IoT powerhouse launches $5 million program to create smart cities in remote Australia

An Internet of Things (IoT) powerhouse is launching a $5 million program to get 50 Australian councils connected to a network that will ignite new life into dead objects and devices.

Thinxtra is offering to install the SIGFOX network in regional Australian towns that have at least 10,000 residents.

As part of the initiative, the connectivity provider will also give development kits to local accelerators and incubators so they can start building IoT solutions that work with the network.

Thinxtra is Australia and New Zealand’s only provider of connectivity network SIGFOX, a French company that services cities around the world.
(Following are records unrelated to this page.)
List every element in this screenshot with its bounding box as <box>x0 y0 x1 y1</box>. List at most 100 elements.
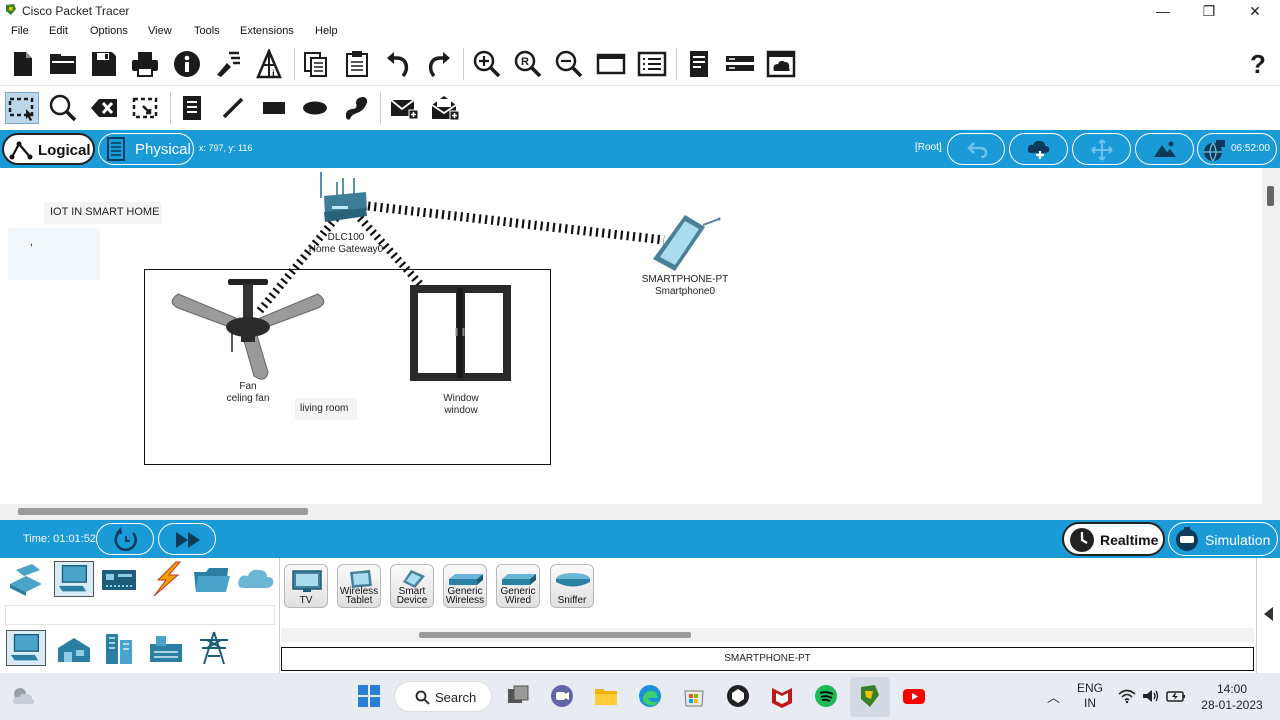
smartphone-icon[interactable] <box>645 213 723 275</box>
logical-view-button[interactable]: Logical <box>2 133 95 165</box>
copy-icon[interactable] <box>301 49 331 79</box>
miscellaneous-category-icon[interactable] <box>192 562 232 598</box>
youtube-icon[interactable] <box>901 683 927 709</box>
cluster-icon[interactable] <box>725 49 755 79</box>
draw-rectangle-icon[interactable] <box>259 93 289 123</box>
draw-ellipse-icon[interactable] <box>300 93 330 123</box>
battery-icon[interactable] <box>1166 688 1186 704</box>
minimize-button[interactable]: — <box>1140 0 1186 22</box>
volume-icon[interactable] <box>1142 688 1160 704</box>
cloud-view-icon[interactable] <box>766 49 796 79</box>
realtime-mode-button[interactable]: Realtime <box>1062 522 1165 556</box>
transmission-tower-icon[interactable] <box>194 630 234 666</box>
smart-city-subcategory-icon[interactable] <box>54 632 94 668</box>
undo-icon[interactable] <box>383 49 413 79</box>
power-cycle-devices-button[interactable] <box>96 523 154 555</box>
teams-chat-icon[interactable] <box>549 683 575 709</box>
room-note[interactable]: living room <box>295 398 357 420</box>
save-icon[interactable] <box>89 49 119 79</box>
menu-file[interactable]: File <box>11 25 29 37</box>
select-icon[interactable] <box>5 92 39 124</box>
end-devices-category-icon[interactable] <box>54 561 94 597</box>
spotify-icon[interactable] <box>813 683 839 709</box>
drawing-palette-icon[interactable] <box>596 49 626 79</box>
device-generic-wireless[interactable]: Generic Wireless <box>443 564 487 608</box>
draw-line-icon[interactable] <box>218 93 248 123</box>
info-icon[interactable] <box>172 49 202 79</box>
system-clock[interactable]: 14:00 28-01-2023 <box>1197 681 1267 713</box>
task-view-icon[interactable] <box>505 683 531 709</box>
power-grid-subcategory-icon[interactable] <box>146 630 186 666</box>
custom-device-dialog-icon[interactable] <box>637 49 667 79</box>
device-wireless-tablet[interactable]: Wireless Tablet <box>337 564 381 608</box>
root-breadcrumb[interactable]: [Root] <box>915 142 942 153</box>
industrial-subcategory-icon[interactable] <box>100 630 140 666</box>
edge-browser-icon[interactable] <box>637 683 663 709</box>
mcafee-icon[interactable] <box>769 683 795 709</box>
menu-view[interactable]: View <box>148 25 172 37</box>
connections-category-icon[interactable] <box>146 561 186 597</box>
ceiling-fan-icon[interactable] <box>170 276 326 384</box>
workspace-horizontal-scrollbar[interactable] <box>0 504 1262 520</box>
menu-extensions[interactable]: Extensions <box>240 25 294 37</box>
weather-icon[interactable] <box>10 683 36 709</box>
device-smart-device[interactable]: Smart Device <box>390 564 434 608</box>
activity-wizard-icon[interactable] <box>213 49 243 79</box>
maximize-button[interactable]: ❐ <box>1186 0 1232 22</box>
zoom-reset-icon[interactable]: R <box>513 49 543 79</box>
components-category-icon[interactable] <box>100 562 140 598</box>
close-button[interactable]: ✕ <box>1232 0 1278 22</box>
paste-icon[interactable] <box>342 49 372 79</box>
device-search-field[interactable] <box>5 605 275 625</box>
vertical-scroll-thumb[interactable] <box>1267 186 1274 206</box>
view-command-log-icon[interactable] <box>684 49 714 79</box>
horizontal-scroll-thumb[interactable] <box>18 508 308 515</box>
device-generic-wired[interactable]: Generic Wired <box>496 564 540 608</box>
zoom-in-icon[interactable] <box>472 49 502 79</box>
resize-shape-icon[interactable] <box>130 93 160 123</box>
physical-view-button[interactable]: Physical <box>98 133 194 165</box>
open-folder-icon[interactable] <box>48 49 78 79</box>
microsoft-store-icon[interactable] <box>681 683 707 709</box>
github-desktop-icon[interactable] <box>725 683 751 709</box>
help-icon[interactable]: ? <box>1243 49 1273 79</box>
delete-icon[interactable] <box>89 93 119 123</box>
place-note-icon[interactable] <box>177 93 207 123</box>
device-list-scroll-thumb[interactable] <box>419 632 691 638</box>
zoom-out-icon[interactable] <box>554 49 584 79</box>
wifi-icon[interactable] <box>1118 688 1136 704</box>
taskbar-search[interactable]: Search <box>394 681 492 712</box>
device-list-scrollbar[interactable] <box>281 628 1254 642</box>
file-explorer-icon[interactable] <box>593 683 619 709</box>
logical-workspace-canvas[interactable]: IOT IN SMART HOME , DLC100 Home Gateway0… <box>0 168 1262 504</box>
back-button[interactable] <box>947 133 1005 165</box>
menu-tools[interactable]: Tools <box>194 25 220 37</box>
set-background-button[interactable] <box>1135 133 1194 165</box>
new-file-icon[interactable] <box>8 49 38 79</box>
freeform-icon[interactable] <box>341 93 371 123</box>
menu-help[interactable]: Help <box>315 25 338 37</box>
workspace-vertical-scrollbar[interactable] <box>1262 168 1280 520</box>
menu-edit[interactable]: Edit <box>49 25 68 37</box>
move-object-button[interactable] <box>1072 133 1131 165</box>
simulation-mode-button[interactable]: Simulation <box>1168 522 1278 556</box>
add-complex-pdu-icon[interactable] <box>430 93 460 123</box>
print-icon[interactable] <box>130 49 160 79</box>
windows-start-icon[interactable] <box>356 683 382 709</box>
redo-icon[interactable] <box>424 49 454 79</box>
menu-options[interactable]: Options <box>90 25 128 37</box>
home-subcategory-icon[interactable] <box>6 630 46 666</box>
device-tv[interactable]: TV <box>284 564 328 608</box>
show-hidden-icons-chevron[interactable]: ︿ <box>1047 687 1060 706</box>
window-device-icon[interactable] <box>409 284 512 382</box>
inspect-icon[interactable] <box>48 93 78 123</box>
packet-tracer-taskbar-icon[interactable] <box>857 683 883 709</box>
home-gateway-icon[interactable] <box>318 170 370 232</box>
network-devices-category-icon[interactable] <box>6 562 46 598</box>
device-sniffer[interactable]: Sniffer <box>550 564 594 608</box>
input-language[interactable]: ENG IN <box>1075 681 1105 711</box>
fast-forward-time-button[interactable] <box>158 523 216 555</box>
multiuser-connection-category-icon[interactable] <box>236 562 276 598</box>
new-cluster-button[interactable] <box>1009 133 1068 165</box>
network-info-icon[interactable]: i <box>254 47 284 80</box>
“It’s the future of Internet of Things, for connecting millions of things there is a technology called LPWAN,” Thinxtra vice president of ecosystem and marketing Renald Gallis tells StartupSmart. 

“In that segment, SIGFOX is the most mature technology in the market, they’re the global leader.”

What if finding parking became a fond experience and what if we could made wine taste even better? These are just some of the ways connected devices can improve your life, but their application goes beyond personal niceties.

“You can use GPS tracking in shopping trolleys, you can use GPS tracking in water metering, you can monitor fire extinguishers,” says Gallis.

“We did that with industry partners who have business interests, now we are moving to the next step.”

By installing the connectivity network, Gallis says councils will be able to embrace new technologies like sensors that detect the rubbish levels in bins and monitoring systems for pre-emptive fire conditions.

It can help regional towns deploy smarter solutions to manage waste, pollution, radiation levels and infrastructure.

It can also mean more control over noise levels at bars and tracking of unauthorised people on restricted premises.

“We’ve deployed the network into 60% of Australia, we’re in all the big cities now [including] Melbourne, Sydney, Adelaide, Brisbane and Perth,” he says.

“We want to expand into regional Australia.”